Wir fokussieren / konzentrieren uns dann automatisch auf bestimmte Dinge bzw. bestimmte Merkmale aus der Menge der Umweltreize (z.B. bestimmte Ausschnitte einer zu beurteilenden Person), während gleichzeitig alles andere (andere Reize) mehr oder weniger ignoriert bzw. blindlings übersehen wird, obwohl es ggf. sogar unmittelbar sichtbar, hörbar, riechbar und fühlbar ist.
Selektive Wahrnehmung zählt zu den sogenannten Wahrnehmungsfehlern. Denn leider geht die Strategie der Gehirn-Strategie der Selektiven Wahrnehmung, die bei unseren Steinzeit-Vorfahren eigentlich einen praktischen Nutzen (Konzentration auf das, was gerade zum Überleben zählt z.B. schnelles Erkennen von "Freund oder Feind", "stärker und Gefahr" oder "schwächer und keine Gefahr", "Weibchen oder Männchen", "paarungsbereit und -lohnend oder nicht") hatte, heute angesichts der unzähligen und vielfältigen unterschiedlich gearteten Informationen und Umweltreize nicht mehr auf, so dass viele Dinge blindlings übersehen werden, die heutzutage aber wichtig bzw. relevanter sind als der "Säbelzahntiger" von einst.
Unser Fokus fixiert sich auf ganz bestimmte Reize, während Anderes vom Gehirn komplett ausgeblendet wird. Wir sehen es zwar, doch unser Gehirn blendet es aus. Wir konzentrieren unsere Wahrnehmung auf das, was unser Unterbewusstsein und unsere gelernten Raster uns vorgeben. Alles andere wird ignoriert bzw. ausgeblendet.

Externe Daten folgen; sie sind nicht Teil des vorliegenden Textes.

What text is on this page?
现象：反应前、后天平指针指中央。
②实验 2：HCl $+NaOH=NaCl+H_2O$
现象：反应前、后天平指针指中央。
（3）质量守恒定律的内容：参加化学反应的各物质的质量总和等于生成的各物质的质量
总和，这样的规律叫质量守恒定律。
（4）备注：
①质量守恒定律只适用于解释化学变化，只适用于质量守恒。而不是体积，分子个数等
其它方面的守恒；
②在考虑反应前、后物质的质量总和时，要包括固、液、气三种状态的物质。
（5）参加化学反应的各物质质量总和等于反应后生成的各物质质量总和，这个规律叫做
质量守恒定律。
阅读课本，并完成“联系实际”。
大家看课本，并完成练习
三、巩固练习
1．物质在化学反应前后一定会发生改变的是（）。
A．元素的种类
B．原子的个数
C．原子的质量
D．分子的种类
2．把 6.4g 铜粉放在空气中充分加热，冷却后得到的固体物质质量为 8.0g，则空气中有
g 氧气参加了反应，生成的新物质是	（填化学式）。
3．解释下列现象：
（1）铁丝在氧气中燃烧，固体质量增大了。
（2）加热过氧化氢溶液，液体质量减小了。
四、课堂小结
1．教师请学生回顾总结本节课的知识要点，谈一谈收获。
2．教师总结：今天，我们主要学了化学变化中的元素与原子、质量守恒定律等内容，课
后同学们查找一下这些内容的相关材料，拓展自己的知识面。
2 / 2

Ein minimierter Wahrnehmungs-Ausschnitt ist hinterher ausschlaggebend für die Gesamtbewertung. Das führt dazu, dass wir nur das wahrnehmen, was uns gerade wichtig erscheint, während wir alles andere übersehen bzw. ausblenden.
Hintergrund ist, dass die Vielzahl der einströmenden Reizen nicht alle von uns verarbeitet werden können, weshalb unser Gehirn allein aus ökonomischen Gründen eine Auswahl zwischen relevanten und weniger relevanten Informationen trifft.

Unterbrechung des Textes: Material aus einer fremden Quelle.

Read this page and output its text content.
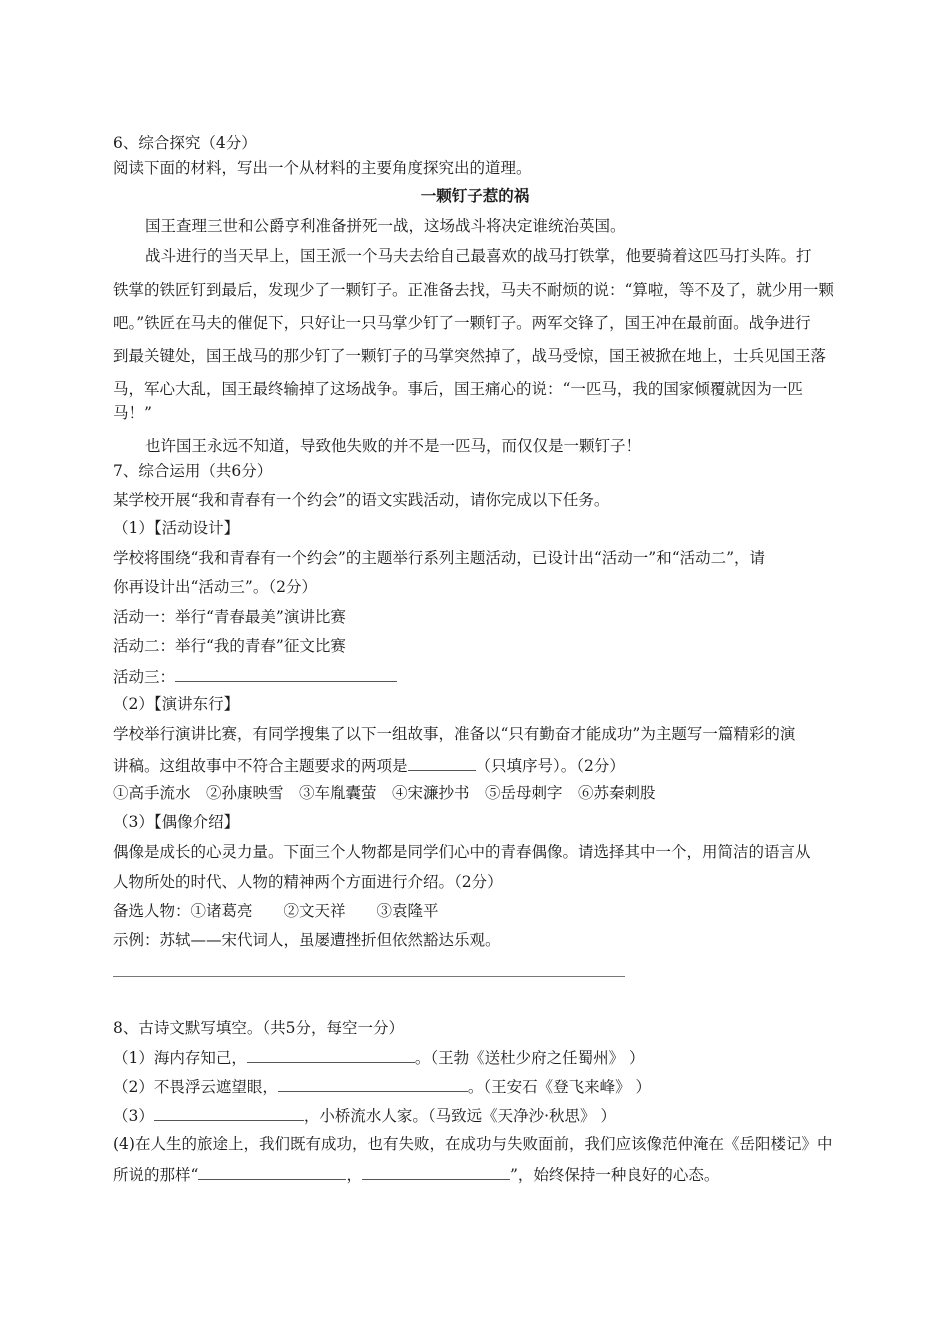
6、综合探究（4分）
阅读下面的材料，写出一个从材料的主要角度探究出的道理。
一颗钉子惹的祸
国王查理三世和公爵亨利准备拼死一战，这场战斗将决定谁统治英国。
战斗进行的当天早上，国王派一个马夫去给自己最喜欢的战马打铁掌，他要骑着这匹马打头阵。打
铁掌的铁匠钉到最后，发现少了一颗钉子。正准备去找，马夫不耐烦的说：“算啦，等不及了，就少用一颗
吧。”铁匠在马夫的催促下，只好让一只马掌少钉了一颗钉子。两军交锋了，国王冲在最前面。战争进行
到最关键处，国王战马的那少钉了一颗钉子的马掌突然掉了，战马受惊，国王被掀在地上，士兵见国王落
马，军心大乱，国王最终输掉了这场战争。事后，国王痛心的说：“一匹马，我的国家倾覆就因为一匹
马！”
也许国王永远不知道，导致他失败的并不是一匹马，而仅仅是一颗钉子！
7、综合运用（共6分）
某学校开展“我和青春有一个约会”的语文实践活动，请你完成以下任务。
（1）【活动设计】
学校将围绕“我和青春有一个约会”的主题举行系列主题活动，已设计出“活动一”和“活动二”，请
你再设计出“活动三”。（2分）
活动一：举行“青春最美”演讲比赛
活动二：举行“我的青春”征文比赛
活动三：
（2）【演讲东行】
学校举行演讲比赛，有同学搜集了以下一组故事，准备以“只有勤奋才能成功”为主题写一篇精彩的演
讲稿。这组故事中不符合主题要求的两项是	（只填序号）。（2分）
①高手流水　②孙康映雪　③车胤囊萤　④宋濂抄书　⑤岳母刺字　⑥苏秦刺股
（3）【偶像介绍】
偶像是成长的心灵力量。下面三个人物都是同学们心中的青春偶像。请选择其中一个，用简洁的语言从
人物所处的时代、人物的精神两个方面进行介绍。（2分）
备选人物：①诸葛亮　　②文天祥　　③袁隆平
示例：苏轼——宋代词人，虽屡遭挫折但依然豁达乐观。
8、古诗文默写填空。（共5分，每空一分）
（1）海内存知己，	。（王勃《送杜少府之任蜀州》 ）
（2）不畏浮云遮望眼，	。（王安石《登飞来峰》 ）
（3）	，小桥流水人家。（马致远《天净沙·秋思》 ）
(4)在人生的旅途上，我们既有成功，也有失败，在成功与失败面前，我们应该像范仲淹在《岳阳楼记》中
所说的那样“	，	”，始终保持一种良好的心态。
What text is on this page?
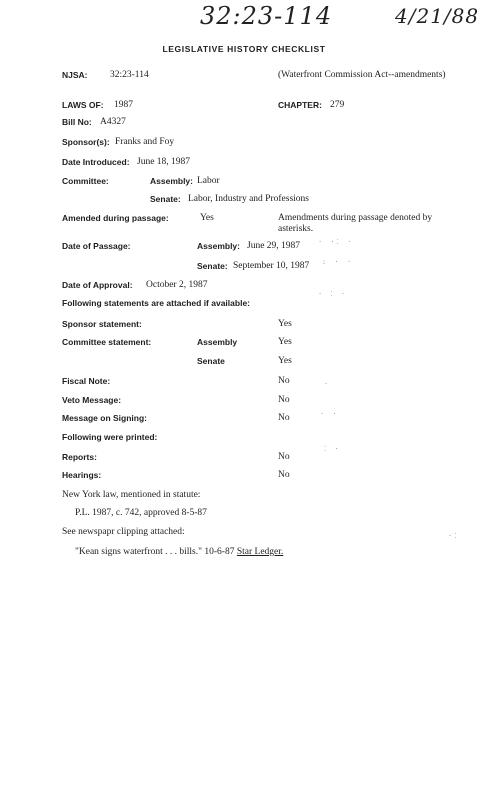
32:23-114	4/21/88
LEGISLATIVE HISTORY CHECKLIST
NJSA: 32:23-114	(Waterfront Commission Act--amendments)
LAWS OF: 1987	CHAPTER: 279
Bill No: A4327
Sponsor(s): Franks and Foy
Date Introduced: June 18, 1987
Committee:	Assembly: Labor
Senate: Labor, Industry and Professions
Amended during passage:	Yes	Amendments during passage denoted by asterisks.
Date of Passage:	Assembly: June 29, 1987
Senate: September 10, 1987
Date of Approval: October 2, 1987
Following statements are attached if available:
Sponsor statement:	Yes
Committee statement:	Assembly	Yes
Senate	Yes
Fiscal Note:	No
Veto Message:	No
Message on Signing:	No
Following were printed:
Reports:	No
Hearings:	No
New York law, mentioned in statute:
P.L. 1987, c. 742, approved 8-5-87
See newspapr clipping attached:
"Kean signs waterfront . . . bills." 10-6-87 Star Ledger.
· ·⁚ ·
: · ·
· ⁚ ·
·
· ·
⁚ ·
·⁚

Das führt nicht nur dazu, dass wir wichtige Dinge übersehen, weil wir einfach nicht aufmerksam genug sind oder unsere Aufmerksamkeit auf etwas völlig anders richten (Aufmerksamkeitsfehler), sondern auch dazu, dass wir manche Wahrnehmungs-Ausschnitte geradewegs fixieren (Fixstern-Theorie/Köhler) und als allein vorhanden oder als allgemeingültige Tatsache ansehen, worauf dann auch nachfolgende Denkprozesse basieren.

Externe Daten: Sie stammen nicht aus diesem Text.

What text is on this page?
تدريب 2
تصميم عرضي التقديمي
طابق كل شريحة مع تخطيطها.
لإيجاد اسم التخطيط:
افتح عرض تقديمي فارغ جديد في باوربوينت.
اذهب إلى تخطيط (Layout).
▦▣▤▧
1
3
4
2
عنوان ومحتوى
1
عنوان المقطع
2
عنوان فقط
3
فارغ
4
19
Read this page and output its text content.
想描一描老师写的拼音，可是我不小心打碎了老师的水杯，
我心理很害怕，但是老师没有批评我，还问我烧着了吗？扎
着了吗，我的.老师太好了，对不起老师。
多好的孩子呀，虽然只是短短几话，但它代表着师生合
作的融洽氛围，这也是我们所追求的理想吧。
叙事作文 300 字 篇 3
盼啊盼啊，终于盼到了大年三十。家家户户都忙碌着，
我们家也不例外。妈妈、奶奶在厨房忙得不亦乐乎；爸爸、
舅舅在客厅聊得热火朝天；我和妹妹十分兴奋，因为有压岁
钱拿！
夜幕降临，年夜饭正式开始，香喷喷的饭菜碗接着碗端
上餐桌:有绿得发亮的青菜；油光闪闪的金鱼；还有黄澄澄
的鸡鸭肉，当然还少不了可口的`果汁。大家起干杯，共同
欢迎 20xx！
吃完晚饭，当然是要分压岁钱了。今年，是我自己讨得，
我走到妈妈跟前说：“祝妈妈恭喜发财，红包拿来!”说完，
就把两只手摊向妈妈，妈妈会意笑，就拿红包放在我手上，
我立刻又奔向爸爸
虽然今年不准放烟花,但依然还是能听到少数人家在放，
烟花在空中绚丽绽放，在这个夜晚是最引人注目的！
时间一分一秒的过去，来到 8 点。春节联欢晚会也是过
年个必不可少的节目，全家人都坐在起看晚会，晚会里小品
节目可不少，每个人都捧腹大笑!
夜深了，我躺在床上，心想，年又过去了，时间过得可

Zauberkünstler wie auch Trickbetrüger machen sich diesen Effekt ebenso zu nutze wie unsere Triebe bei der Selektion des anderen Geschlechts auf Basis von Schlüsselreizen, die mit Hilfe von Marketing / Selbstmarketing gezielt hervorgehoben werden können, um Aufmerksamkeit zu erzielen.
Auf der anderen Seite kann die Strategie der Selektiven Wahrnehmung aber auch ganz bewusst zum Vorteil genutzt werden z.B. in der Meditation, beim Autogenen Training und in Bezug auf Achtsamkeit.
Selektive Wahrnehmung führt schließlich auch zu einem ganz bestimmten Weltbild, das als real und allgemeingültig angesehen wird, jedoch in Wirklichkeit lediglich auf wenigen selektierten Ausschnitten der eigentlichen Wirklichkeit besteht und in Relation zum Ganzen oder zu anderen einzelnen Details sogar falsch ist.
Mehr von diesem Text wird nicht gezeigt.